In fiscal year 2018-19, which begins July 1, Hoagland offered eight water projects, costing nearly $850,000, and four sewer system projects for $175,000.

The most costly water project was replacing about 2,600 feet of pipeline along Village Center Drive to North Circle for $520,000. The pipe is old, and the project continues the pipeline work done last summer from Bicknell and Marion View drives.

The county Transportation Department has already told the district it plans to re-surface and re-pave this area in 2019. Consequently, Hoagland emphasized the importance and cost savings of doing the work this fall rather than after the county completes the road improvements.

Other capital projects included replacing smaller pipes, the aeration system at the Foster Lake facility, fire-hydrant improvements and the initial installation of new water meters that could be read via radio rather the current drive-by and touch meters.

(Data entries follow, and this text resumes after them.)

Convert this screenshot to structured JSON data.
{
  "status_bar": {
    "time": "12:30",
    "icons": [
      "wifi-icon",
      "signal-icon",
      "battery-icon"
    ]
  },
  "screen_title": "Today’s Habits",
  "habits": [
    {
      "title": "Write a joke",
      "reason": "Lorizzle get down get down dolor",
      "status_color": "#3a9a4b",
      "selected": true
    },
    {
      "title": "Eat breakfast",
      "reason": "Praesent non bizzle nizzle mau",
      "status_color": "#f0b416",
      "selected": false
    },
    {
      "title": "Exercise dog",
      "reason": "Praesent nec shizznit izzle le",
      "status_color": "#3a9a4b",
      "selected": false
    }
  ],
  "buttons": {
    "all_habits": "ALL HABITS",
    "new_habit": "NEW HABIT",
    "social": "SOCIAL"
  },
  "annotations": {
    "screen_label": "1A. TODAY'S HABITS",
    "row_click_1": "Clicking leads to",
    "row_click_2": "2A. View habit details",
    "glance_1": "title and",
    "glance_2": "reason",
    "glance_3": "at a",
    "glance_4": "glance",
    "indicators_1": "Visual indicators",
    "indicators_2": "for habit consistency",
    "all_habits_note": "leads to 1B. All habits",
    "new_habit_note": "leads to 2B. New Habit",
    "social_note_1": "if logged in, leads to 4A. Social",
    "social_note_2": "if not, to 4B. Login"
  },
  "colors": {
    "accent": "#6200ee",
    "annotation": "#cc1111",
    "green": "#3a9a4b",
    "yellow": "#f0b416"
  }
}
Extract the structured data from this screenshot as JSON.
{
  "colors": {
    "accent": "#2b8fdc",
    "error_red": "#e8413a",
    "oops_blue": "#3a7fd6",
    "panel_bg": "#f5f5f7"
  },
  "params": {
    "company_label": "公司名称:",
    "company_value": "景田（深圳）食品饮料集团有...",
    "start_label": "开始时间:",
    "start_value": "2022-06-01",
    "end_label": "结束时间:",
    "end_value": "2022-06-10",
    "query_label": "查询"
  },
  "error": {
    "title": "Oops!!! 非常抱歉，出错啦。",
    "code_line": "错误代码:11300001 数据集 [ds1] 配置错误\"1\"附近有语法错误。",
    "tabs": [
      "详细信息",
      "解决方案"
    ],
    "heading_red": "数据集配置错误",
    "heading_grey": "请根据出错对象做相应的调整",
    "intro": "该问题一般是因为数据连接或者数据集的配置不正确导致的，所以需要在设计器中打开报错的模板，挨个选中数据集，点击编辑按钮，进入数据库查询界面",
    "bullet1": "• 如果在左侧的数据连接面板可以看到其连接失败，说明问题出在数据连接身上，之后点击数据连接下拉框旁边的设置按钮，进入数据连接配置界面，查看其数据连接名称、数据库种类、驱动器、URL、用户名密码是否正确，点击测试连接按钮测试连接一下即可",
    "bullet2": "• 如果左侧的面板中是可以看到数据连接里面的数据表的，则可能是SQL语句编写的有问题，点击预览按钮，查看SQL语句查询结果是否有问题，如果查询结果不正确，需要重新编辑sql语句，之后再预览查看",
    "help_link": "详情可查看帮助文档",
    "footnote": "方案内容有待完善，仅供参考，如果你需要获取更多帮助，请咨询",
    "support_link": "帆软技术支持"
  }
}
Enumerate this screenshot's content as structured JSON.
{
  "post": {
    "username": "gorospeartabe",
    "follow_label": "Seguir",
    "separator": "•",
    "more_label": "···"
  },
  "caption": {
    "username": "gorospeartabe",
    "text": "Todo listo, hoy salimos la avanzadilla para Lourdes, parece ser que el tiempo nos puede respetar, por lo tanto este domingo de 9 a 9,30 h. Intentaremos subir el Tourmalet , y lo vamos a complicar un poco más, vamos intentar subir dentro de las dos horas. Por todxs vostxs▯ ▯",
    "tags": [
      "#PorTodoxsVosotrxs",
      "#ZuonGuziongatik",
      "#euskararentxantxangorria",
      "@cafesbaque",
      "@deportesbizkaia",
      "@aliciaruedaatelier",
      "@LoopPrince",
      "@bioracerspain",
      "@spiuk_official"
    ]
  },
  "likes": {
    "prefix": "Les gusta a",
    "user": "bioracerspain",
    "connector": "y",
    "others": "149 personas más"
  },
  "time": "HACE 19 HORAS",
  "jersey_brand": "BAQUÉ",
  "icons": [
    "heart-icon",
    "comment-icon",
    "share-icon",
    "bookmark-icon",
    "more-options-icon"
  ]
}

In general, the board was concerned whether IWD had sufficient money, including reserves, to finance all of the proposed projects. Director Steve Kunkle specifically recommended a lower amount, and deferring the Village Center Drive pipeline project in order to replace older and more vulnerable pipe in other areas.

“I’m gun shy about the new meters, especially their cost,” Director Catherine Dearing said. The $40,000 proposed for the first step of the new meter installation would replace meters for commercial and institutional customers, and the 20 largest residential users, according to Hoagland. Another $125,000, over three years, would replace the remaining residential meters.

Director Peter Szabadi was not confident of the estimate for the pipeline replacement costs because the per-foot cost was much less than the work done last summer. He is worried that an actual bid may be substantially higher than the estimate.

Ultimately, the board advised Hoagland it would be more comfortable spending about $700,000 on capital improvements next year. Also, the results of the current rate study will affect future budgets, they agreed.

Stand-by fees

May 16 was set as the date for public hearings on the IWD stand-by fees for undeveloped lots in the water and sewer districts. The proposed fee would continue at the $30 per-acre or portion amount.

Water consumption

Although the district has urged customers to conserve water, board members were surprised by the actual amount of reduced water consumption. In January, water production was 500,000 gallons less than in 2017 with another 25,000-gallon drop in February.

As a result, water revenues are below the budget estimates. For February, actual costs were $38,000 more than revenue collected.

In other business, Hoagland presented a draft of a new water-shortage contingency plan. The draft puts much greater emphasis on identifying the district’s water supply and comparing it to actual demand, Hoagland said.

After some discussion, a committee composed of directors Kunkle and Director Dave Hunt, was established to work with the general manager to formulate a policy for the board’s approval.

In response to Nash’s comments about the merit and level of the district’s legal expenses, Szabadi recommended establishing a committee to review these issues. Kunkle will join him to do this work. There was some discussion of the possibility of adding a district resident to the committee.